Au Centre Culturel Français de Bamako où il se produisait le Week-end dernier, c’est un public debout et ovationnant qui a suivi la prestation de plus de deux heures que le «Zottoboy» de la Kora livrait, emporté lui-même par les mélodies que ses doigts magiques égrenaient. Zotto pour les branchés renvoie à l’Amérique de toutes les démesures, y compris musicales. Le label du Mali, dans ce pays qui aime tant la perfection ouvrant sur la Word musique, a un nom: MAMADOU KORA DIABATE.
Le Républicain : Qui est Mamadou Diabaté?

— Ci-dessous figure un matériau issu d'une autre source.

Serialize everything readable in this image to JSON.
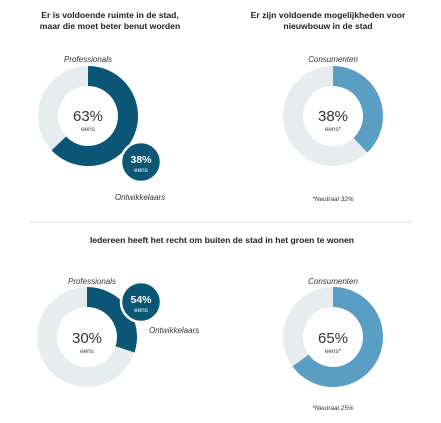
{
  "colors": {
    "dark_blue": "#0b5675",
    "light_blue": "#5a9ec4",
    "ring_bg": "#e7ecef",
    "divider": "#cccccc"
  },
  "chart_data": [
    {
      "type": "pie",
      "title": "Er is voldoende ruimte in de stad, maar die moet beter benut worden",
      "group_label": "Professionals",
      "value": 63,
      "value_label": "63%",
      "sub_label": "eens",
      "comparison": {
        "group_label": "Ontwikkelaars",
        "value": 38,
        "value_label": "38%",
        "sub_label": "eens"
      }
    },
    {
      "type": "pie",
      "title": "Er zijn voldoende mogelijkheden voor nieuwbouw in de stad",
      "group_label": "Consumenten",
      "value": 38,
      "value_label": "38%",
      "sub_label": "eens*",
      "note": "*Neutraal 32%"
    },
    {
      "type": "pie",
      "title": "Iedereen heeft het recht om buiten de stad in het groen te wonen",
      "group_label": "Professionals",
      "value": 30,
      "value_label": "30%",
      "sub_label": "eens",
      "comparison": {
        "group_label": "Ontwikkelaars",
        "value": 54,
        "value_label": "54%",
        "sub_label": "eens"
      }
    },
    {
      "type": "pie",
      "group_label": "Consumenten",
      "value": 65,
      "value_label": "65%",
      "sub_label": "eens*",
      "note": "*Neutraal 25%"
    }
  ],
  "headings": {
    "q1_line1": "Er is voldoende ruimte in de stad,",
    "q1_line2": "maar die moet beter benut worden",
    "q2_line1": "Er zijn voldoende mogelijkheden voor",
    "q2_line2": "nieuwbouw in de stad",
    "q3": "Iedereen heeft het recht om buiten de stad in het groen te wonen"
  }
}
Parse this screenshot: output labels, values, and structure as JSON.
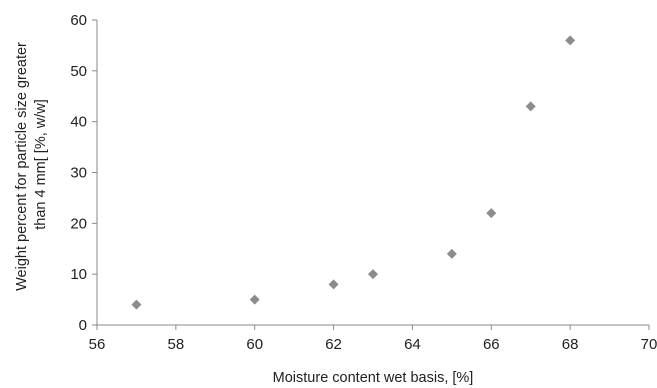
{
  "chart_data": {
    "type": "scatter",
    "title": "",
    "xlabel": "Moisture content wet basis, [%]",
    "ylabel_lines": [
      "Weight percent for particle size greater",
      "than 4 mm[ [%, w/w]"
    ],
    "xlim": [
      56,
      70
    ],
    "ylim": [
      0,
      60
    ],
    "x_ticks": [
      "56",
      "58",
      "60",
      "62",
      "64",
      "66",
      "68",
      "70"
    ],
    "y_ticks": [
      "0",
      "10",
      "20",
      "30",
      "40",
      "50",
      "60"
    ],
    "grid": false,
    "legend": "none",
    "marker": "diamond",
    "marker_color": "#8c8c8c",
    "series": [
      {
        "x": [
          57,
          60,
          62,
          63,
          65,
          66,
          67,
          68
        ],
        "y": [
          4,
          5,
          8,
          10,
          14,
          22,
          43,
          56
        ]
      }
    ]
  }
}
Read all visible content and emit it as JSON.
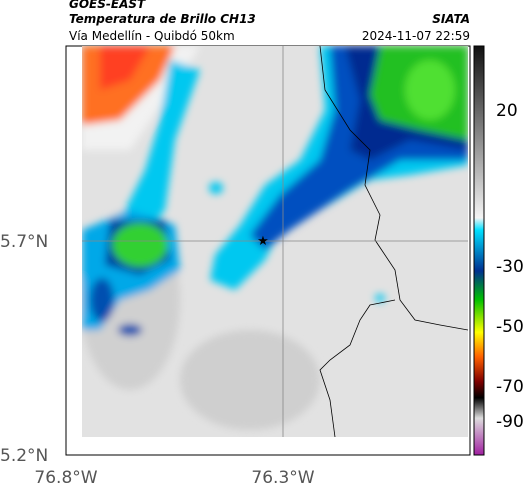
{
  "header": {
    "product": "GOES-EAST",
    "title": "Temperatura de Brillo CH13",
    "route": "Vía Medellín - Quibdó 50km",
    "source": "SIATA",
    "datetime": "2024-11-07 22:59"
  },
  "axes": {
    "y_labels": [
      "5.7°N",
      "5.2°N"
    ],
    "x_labels": [
      "76.8°W",
      "76.3°W"
    ]
  },
  "colorbar": {
    "labels": [
      "20",
      "-30",
      "-50",
      "-70",
      "-90"
    ]
  }
}
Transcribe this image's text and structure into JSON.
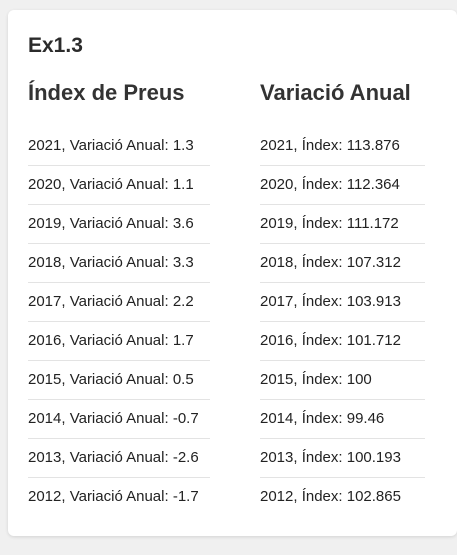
{
  "title": "Ex1.3",
  "left_column": {
    "heading": "Índex de Preus",
    "rows": [
      "2021, Variació Anual: 1.3",
      "2020, Variació Anual: 1.1",
      "2019, Variació Anual: 3.6",
      "2018, Variació Anual: 3.3",
      "2017, Variació Anual: 2.2",
      "2016, Variació Anual: 1.7",
      "2015, Variació Anual: 0.5",
      "2014, Variació Anual: -0.7",
      "2013, Variació Anual: -2.6",
      "2012, Variació Anual: -1.7"
    ]
  },
  "right_column": {
    "heading": "Variació Anual",
    "rows": [
      "2021, Índex: 113.876",
      "2020, Índex: 112.364",
      "2019, Índex: 111.172",
      "2018, Índex: 107.312",
      "2017, Índex: 103.913",
      "2016, Índex: 101.712",
      "2015, Índex: 100",
      "2014, Índex: 99.46",
      "2013, Índex: 100.193",
      "2012, Índex: 102.865"
    ]
  }
}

Mamadou Diabaté : Je m’appelle Mamadou Diabaté, je suis né à Kita, cet incontestable vivier de la culture mandingue et de la « djéliya ». J’y ai grandi au milieu des instruments et des mélopées, au pied d’un père virtuose de la kora et dont le talent était connu et reconnu au niveau national. Djéli Morifa Diabaté, c’était son nom, était membre du célèbre Ensemble Instrumental du Mali crée au lendemain des indépendances et qui a remporté tant de prix sur les scènes du monde. Il y faisait référence. C’était lui mon premier maître et la kora ma première école.
«Je suis le fils du grand Djéli Morifa Diabaté».
Sorti de ce moule et de celui d’autres grands noms, on développe tout naturellement une prédisposition à rêver d’être au sommet de cet art et c’est ce que j’ai essayé de faire.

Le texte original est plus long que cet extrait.